The current study has several limitations. First, the number of image-based questions available within the selected resources was limited, lower than the calculated sample size for ideal comparisons. Despite this limitation, statistically significant differences were observed between certain LLMs on these questions. However, future research should focus on the ability to answer image-based questions, including radiographs and histopathology specimens, to enable more robust and generalizable comparisons of LLM performance in this critical domain. Second, the difficulty of the question bank was moderate to low, and the timeliness was low because the book was designed for the board exam. Future research should focus on more in-depth, more specialized, and more up-to-date questions. Third, the ability of LLMs to gather patient information and integrate multimodal data, such as combining text and images for comprehensive problem-solving, was not evaluated. Fourth, potential biases in the training data of LLMs may influence their performance on specialized topics. Furthermore, the study’s reliance on US-based questions may limit generalizability. Future research should include diverse, non-US sources to assess the models’ robustness across different educational contexts. Finally, clinical decision-making is much more complex than answering multiple-choice questions, requiring a combination of data including history taking, physical examination, and diagnostic tools. Clinicians must choose the most appropriate option from a list of options that they themselves provide, not those provided by the question. Therefore, high accuracy in answering multiple-choice questions should not be generalized to the performance of LLMs in clinical settings.
5. Conclusions
Newer versions of LLMs demonstrate superior performance in answering dental MCQs compared to earlier versions, with Copilot, Claude, and ChatGPT achieving high accuracy, exceeding 80% on text-based questions.

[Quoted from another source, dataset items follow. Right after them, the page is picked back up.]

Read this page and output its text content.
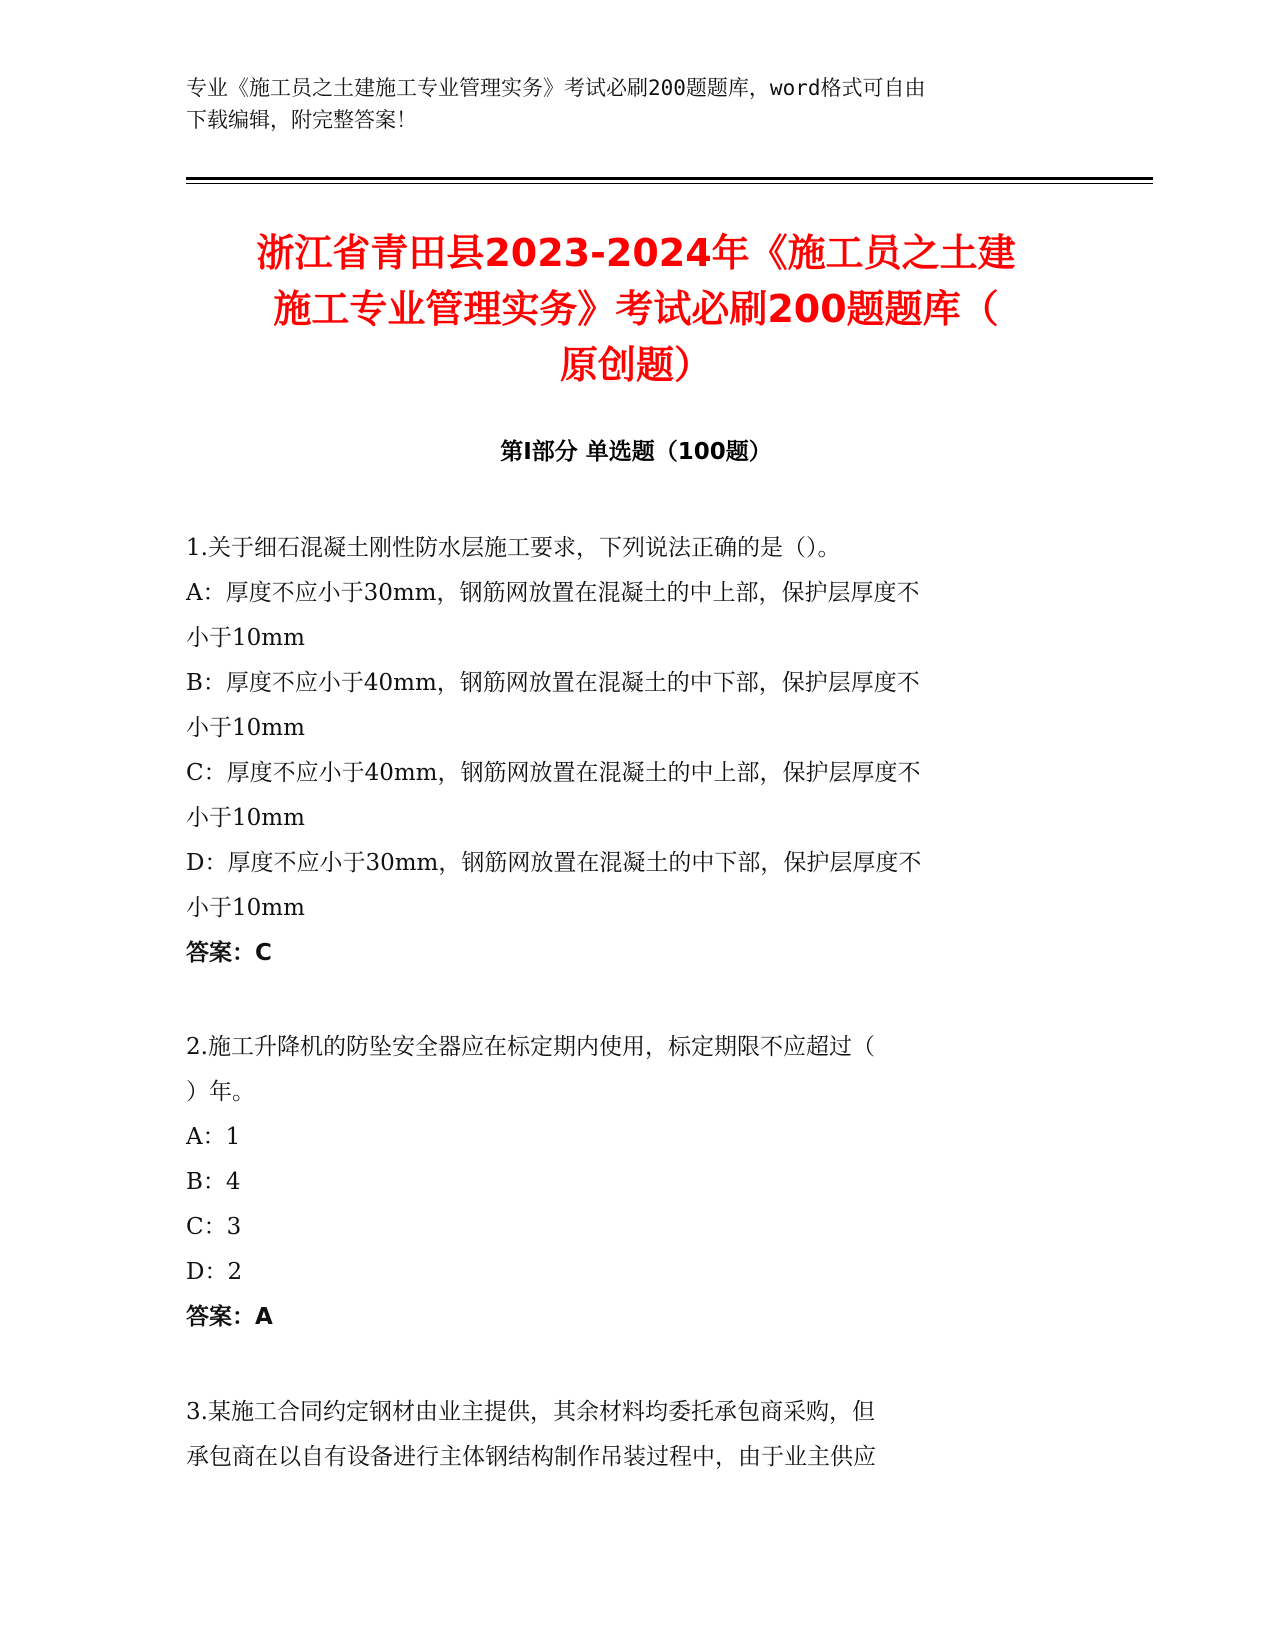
专业《施工员之土建施工专业管理实务》考试必刷200题题库，word格式可自由
下载编辑，附完整答案！
浙江省青田县2023-2024年《施工员之土建
施工专业管理实务》考试必刷200题题库（
原创题）
第I部分 单选题（100题）
1.关于细石混凝土刚性防水层施工要求，下列说法正确的是（）。
A：厚度不应小于30mm，钢筋网放置在混凝土的中上部，保护层厚度不
小于10mm
B：厚度不应小于40mm，钢筋网放置在混凝土的中下部，保护层厚度不
小于10mm
C：厚度不应小于40mm，钢筋网放置在混凝土的中上部，保护层厚度不
小于10mm
D：厚度不应小于30mm，钢筋网放置在混凝土的中下部，保护层厚度不
小于10mm
答案：C
2.施工升降机的防坠安全器应在标定期内使用，标定期限不应超过（
）年。
A：1
B：4
C：3
D：2
答案：A
3.某施工合同约定钢材由业主提供，其余材料均委托承包商采购，但
承包商在以自有设备进行主体钢结构制作吊装过程中，由于业主供应
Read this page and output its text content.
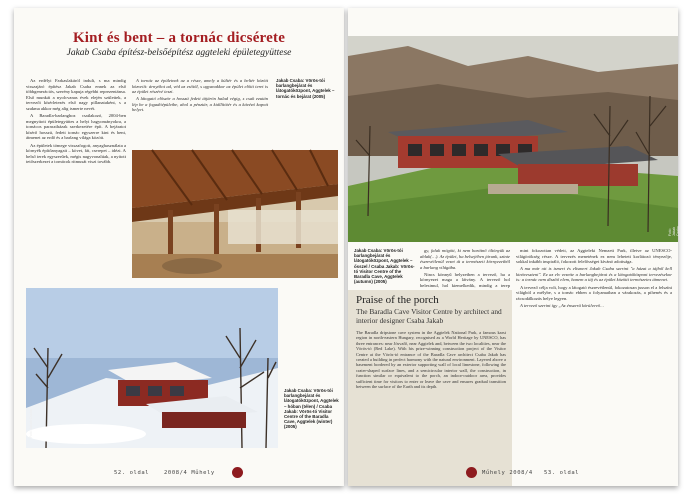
Kint és bent – a tornác dicsérete
Jakab Csaba építész-belsőépítész aggteleki épületegyüttese

Az erdélyi Farkaslakáról indult, s ma mindig visszajáró építész Jakab Csaba ennek az első többgenerációs, szerény kapuja régebbi reprezentánsa. Első munkái a nyolcvanas évek elején születtek, a tervezői kísérletezés első nagy pillanataként, s a szakma akkor még alig ismerte nevét.

A Baradla-barlanghoz csatlakozó, 2004-ben megnyitott épületegyüttes a helyi hagyományokra, a tornácos parasztházak szerkezetére épít. A bejáratot kísérő hosszú, fedett tornác egyszerre kint és bent, átmenet az erdő és a barlang világa között.

Az épületek tömege visszafogott, anyaghasználata a környék építőanyagait – követ, fát, cserepet – idézi. A belső terek egyszerűek, mégis nagyvonalúak, a nyitott tetőszerkezet a tornácok ritmusát viszi tovább.

A tornác az épületnek az a része, amely a kültér és a beltér között közvetít: árnyékot ad, véd az esőtől, s ugyanakkor az épület előtti teret is az épület részévé teszi.

A látogató először a hosszú fedett átjárón halad végig, s csak ezután lép be a fogadóépületbe, ahol a pénztár, a kiállítótér és a kávézó kapott helyet.

Jakab Csaba: Vörös-tói barlangbejárat és látogatóközpont, Aggtelek – tornác és bejárat (2005)
Fotó: Jakab Csaba
Jakab Csaba: Vörös-tói barlangbejárat és látogatóközpont, Aggtelek – hóban (télen) / Csaba Jakab: Vörös-tó Visitor Centre of the Baradla Cave, Aggtelek (winter) (2005)
52. oldal	2008/4 Műhely
Fotó: Jakab Csaba
Jakab Csaba: Vörös-tói barlangbejárat és látogatóközpont, Aggtelek – ősszel / Csaba Jakab: Vörös-tó Visitor Centre of the Baradla Cave, Aggtelek (autumn) (2005)

gy, falak mögött, ki nem barátnő öltönyük az ablak(…). Az épület, ha belsejében járunk, szinte észrevétlenül vezet át a természeti környezetből a barlang világába.

Nincs könnyű helyzetben a tervező, ha a környezet maga a látvány. A tervező hol belesimul, hol kiemelkedik, mindig a terep

mint fokozottan védett, az Aggteleki Nemzeti Park, illetve az UNESCO-világörökség része. A tervezés menetének ez nem lehetett korlátozó tényezője, sokkal inkább inspiráló, fokozott felelősséget kívánó adottsága.

A ma már ott is ismert és elismert Jakab Csaba szerint "a házat a tájból kell kinöveszteni". Ez az elv vezette a barlangbejárat és a látogatóközpont tervezésekor is: a tornác nem díszítő elem, hanem a táj és az épület közötti természetes átmenet.

A tervező célja volt, hogy a látogató észrevétlenül, fokozatosan jusson el a felszíni világból a mélybe, s a tornác ebben a folyamatban a várakozás, a pihenés és a rácsodálkozás helye legyen.

A tervező szerint így „Az énszerű körülvevő…

Praise of the porch
The Baradla Cave Visitor Centre by architect and interior designer Csaba Jakab
The Baradla dripstone cave system in the Aggtelek National Park, a famous karst region in north-eastern Hungary, recognised as a World Heritage by UNESCO, has three entrances: near Jósvafő, near Aggtelek and, between the two localities, near the Vörös-tó (Red Lake). With his prize-winning construction project of the Visitor Centre at the Vörös-tó entrance of the Baradla Cave architect Csaba Jakab has created a building in perfect harmony with the natural environment. Layered above a basement bordered by an exterior supporting wall of local limestone, following the crater-shaped surface lines, and a semicircular interior wall, the construction, in function similar or equivalent to the porch, an indoor-outdoor area, provides sufficient time for visitors to enter or leave the cave and ensures gradual transition between the surface of the Earth and its depth.
Műhely 2008/4 53. oldal
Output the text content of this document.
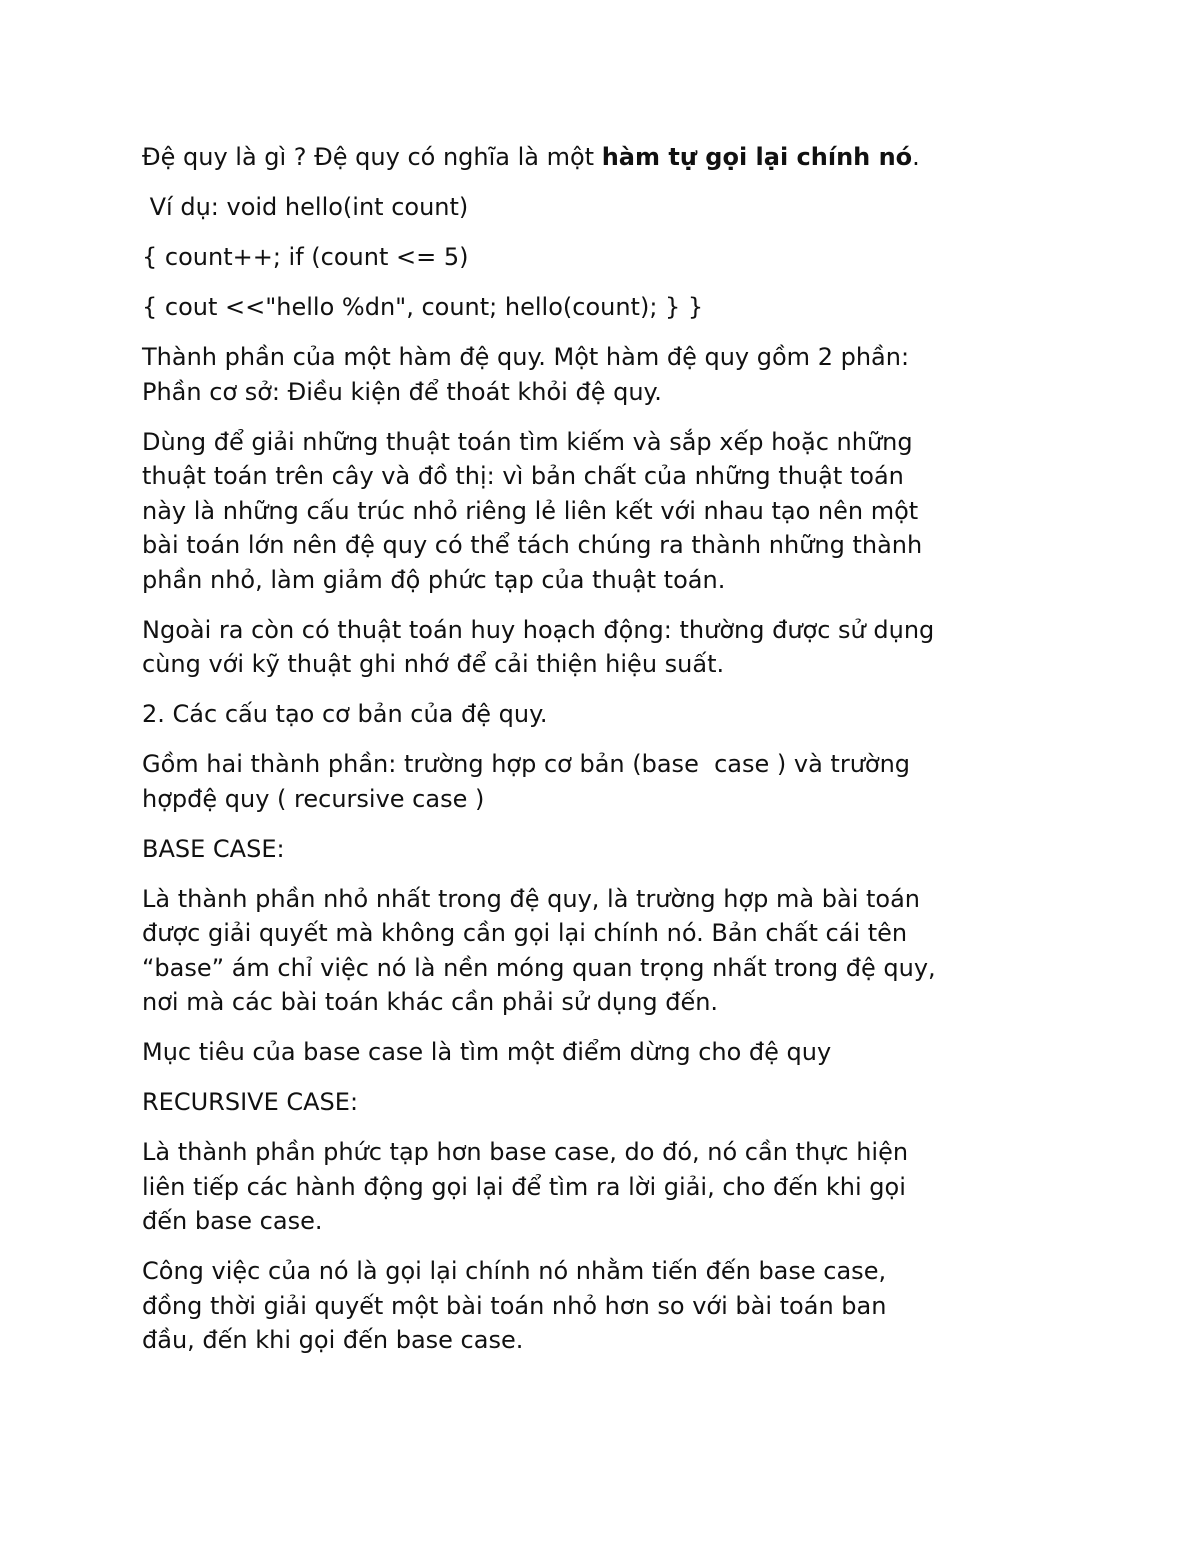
Đệ quy là gì ? Đệ quy có nghĩa là một hàm tự gọi lại chính nó.

Ví dụ: void hello(int count)

{ count++; if (count <= 5)

{ cout <<"hello %dn", count; hello(count); } }

Thành phần của một hàm đệ quy. Một hàm đệ quy gồm 2 phần:
Phần cơ sở: Điều kiện để thoát khỏi đệ quy.

Dùng để giải những thuật toán tìm kiếm và sắp xếp hoặc những
thuật toán trên cây và đồ thị: vì bản chất của những thuật toán
này là những cấu trúc nhỏ riêng lẻ liên kết với nhau tạo nên một
bài toán lớn nên đệ quy có thể tách chúng ra thành những thành
phần nhỏ, làm giảm độ phức tạp của thuật toán.

Ngoài ra còn có thuật toán huy hoạch động: thường được sử dụng
cùng với kỹ thuật ghi nhớ để cải thiện hiệu suất.

2. Các cấu tạo cơ bản của đệ quy.

Gồm hai thành phần: trường hợp cơ bản (base  case ) và trường
hợpđệ quy ( recursive case )

BASE CASE:

Là thành phần nhỏ nhất trong đệ quy, là trường hợp mà bài toán
được giải quyết mà không cần gọi lại chính nó. Bản chất cái tên
“base” ám chỉ việc nó là nền móng quan trọng nhất trong đệ quy,
nơi mà các bài toán khác cần phải sử dụng đến.

Mục tiêu của base case là tìm một điểm dừng cho đệ quy

RECURSIVE CASE:

Là thành phần phức tạp hơn base case, do đó, nó cần thực hiện
liên tiếp các hành động gọi lại để tìm ra lời giải, cho đến khi gọi
đến base case.

Công việc của nó là gọi lại chính nó nhằm tiến đến base case,
đồng thời giải quyết một bài toán nhỏ hơn so với bài toán ban
đầu, đến khi gọi đến base case.
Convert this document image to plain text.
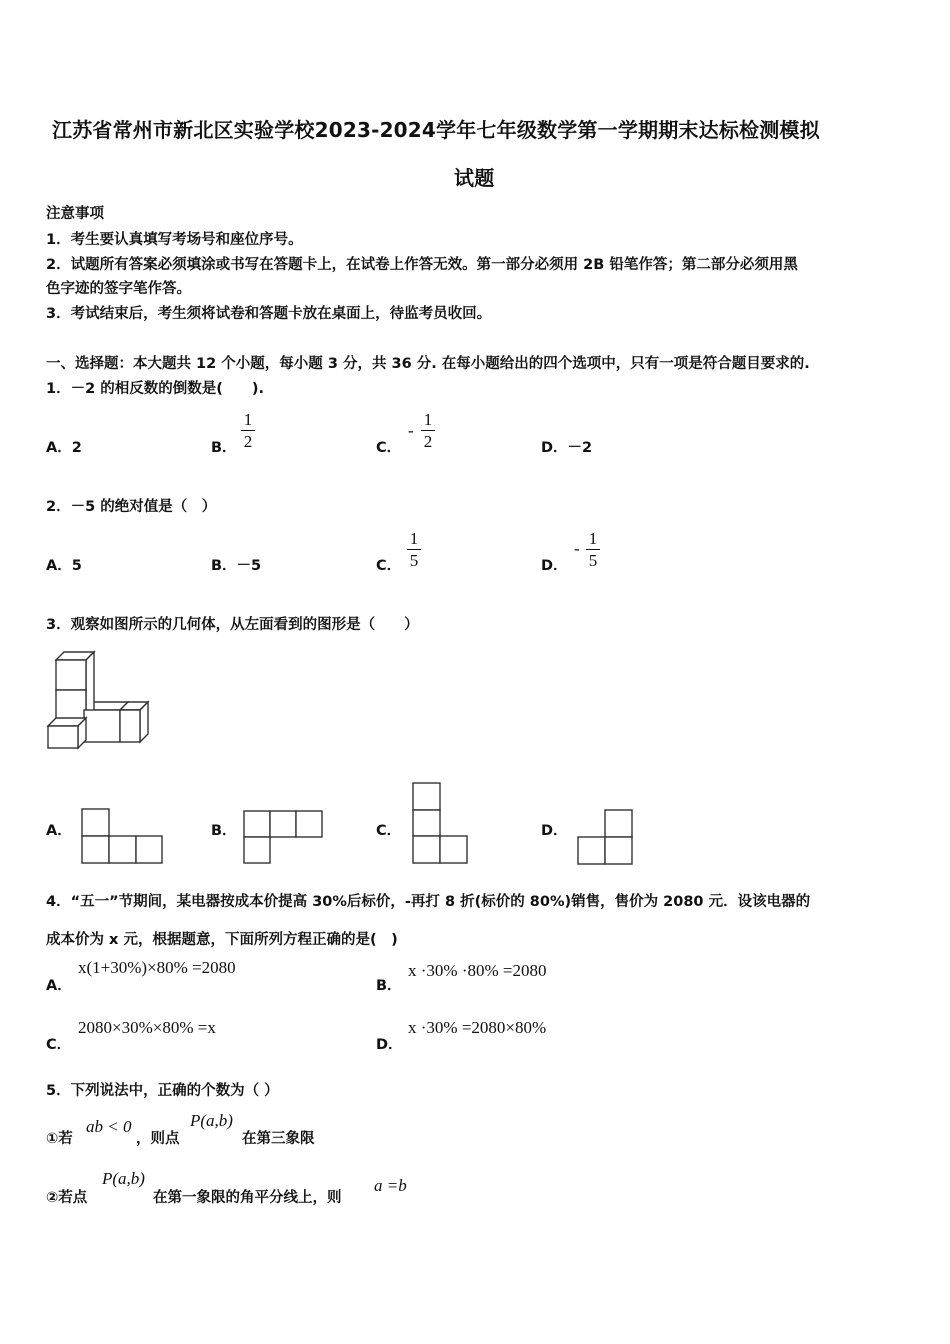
江苏省常州市新北区实验学校2023-2024学年七年级数学第一学期期末达标检测模拟
试题
注意事项
1．考生要认真填写考场号和座位序号。
2．试题所有答案必须填涂或书写在答题卡上，在试卷上作答无效。第一部分必须用 2B 铅笔作答；第二部分必须用黑
色字迹的签字笔作答。
3．考试结束后，考生须将试卷和答题卡放在桌面上，待监考员收回。
一、选择题：本大题共 12 个小题，每小题 3 分，共 36 分. 在每小题给出的四个选项中，只有一项是符合题目要求的.
1．－2 的相反数的倒数是(　　).
A．2	B．
1
2	C．
-
1
2	D．－2
2．－5 的绝对值是（　）
A．5	B．－5	C．
1
5	D．
-
1
5
3．观察如图所示的几何体，从左面看到的图形是（　　）
A．	B．	C．	D．
4．“五一”节期间，某电器按成本价提高 30%后标价，-再打 8 折(标价的 80%)销售，售价为 2080 元．设该电器的
成本价为 x 元，根据题意，下面所列方程正确的是(　)
A．
x(1+30%)×80% =2080
B．
x ·30% ·80% =2080
C．
2080×30%×80% =x
D．
x ·30% =2080×80%
5．下列说法中，正确的个数为（ ）
①若
ab < 0
，则点
P(a,b)
在第三象限
②若点
P(a,b)
在第一象限的角平分线上，则
a =b
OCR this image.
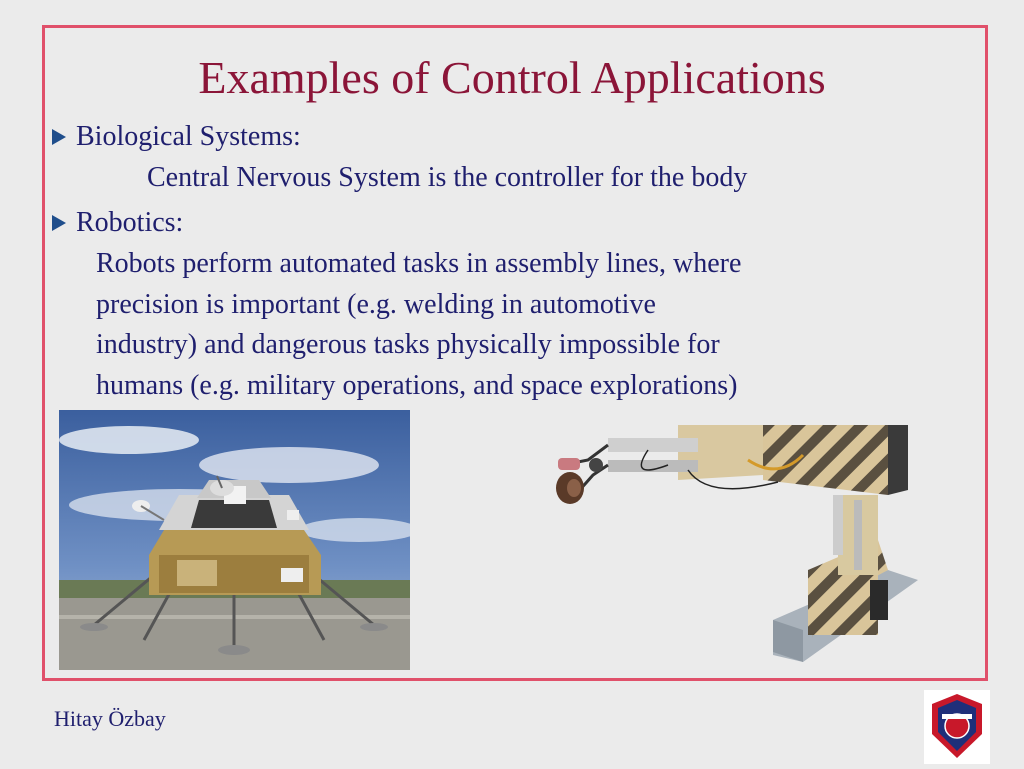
Examples of Control Applications
Biological Systems:
Central Nervous System is the controller for the body
Robotics:
Robots perform automated tasks in assembly lines, where
precision is important (e.g. welding in automotive
industry) and dangerous tasks physically impossible for
humans (e.g. military operations, and space explorations)
Hitay Özbay
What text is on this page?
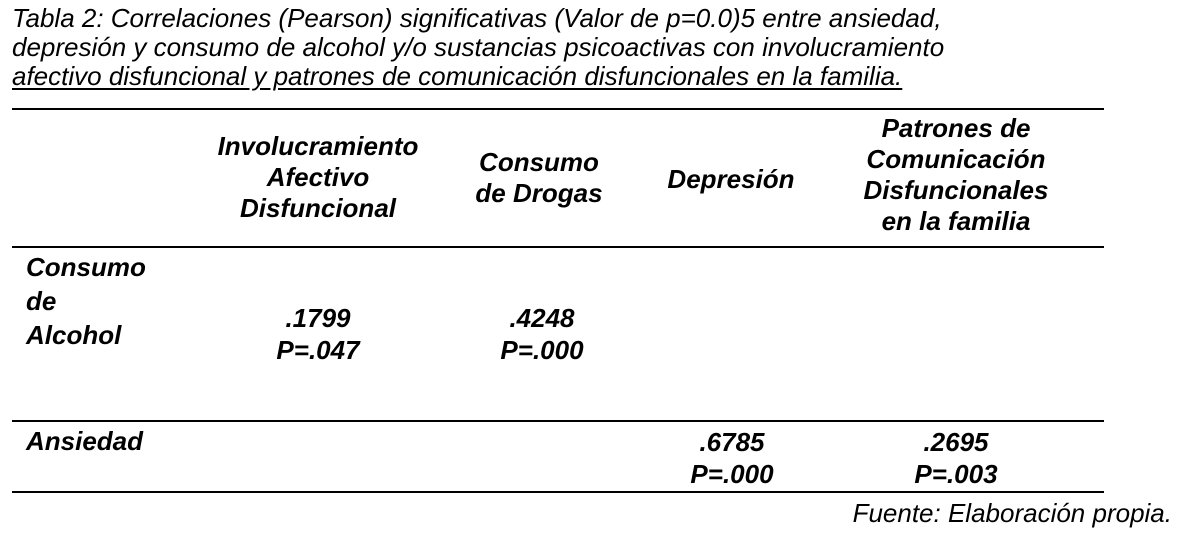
Tabla 2: Correlaciones (Pearson) significativas (Valor de p=0.0)5 entre ansiedad,
depresión y consumo de alcohol y/o sustancias psicoactivas con involucramiento
afectivo disfuncional y patrones de comunicación disfuncionales en la familia.
Involucramiento
Afectivo
Disfuncional
Consumo
de Drogas	Depresión
Patrones de
Comunicación
Disfuncionales
en la familia
Consumo
de
Alcohol
.1799
P=.047
.4248
P=.000
Ansiedad	.6785
P=.000
.2695
P=.003
Fuente: Elaboración propia.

However, accuracy on image-based questions remains low, around 60%, underscoring the need for continuous updates to LLMs to better handle complex and specialized questions. LLMs capable of addressing both text and image-based queries outperformed those limited to text alone. Dental clinicians and students should prioritize using the most up-to-date LLMs while also balancing their reliance on these tools with the development of critical thinking skills to ensure sound decision-making in learning, clinical practice, and research.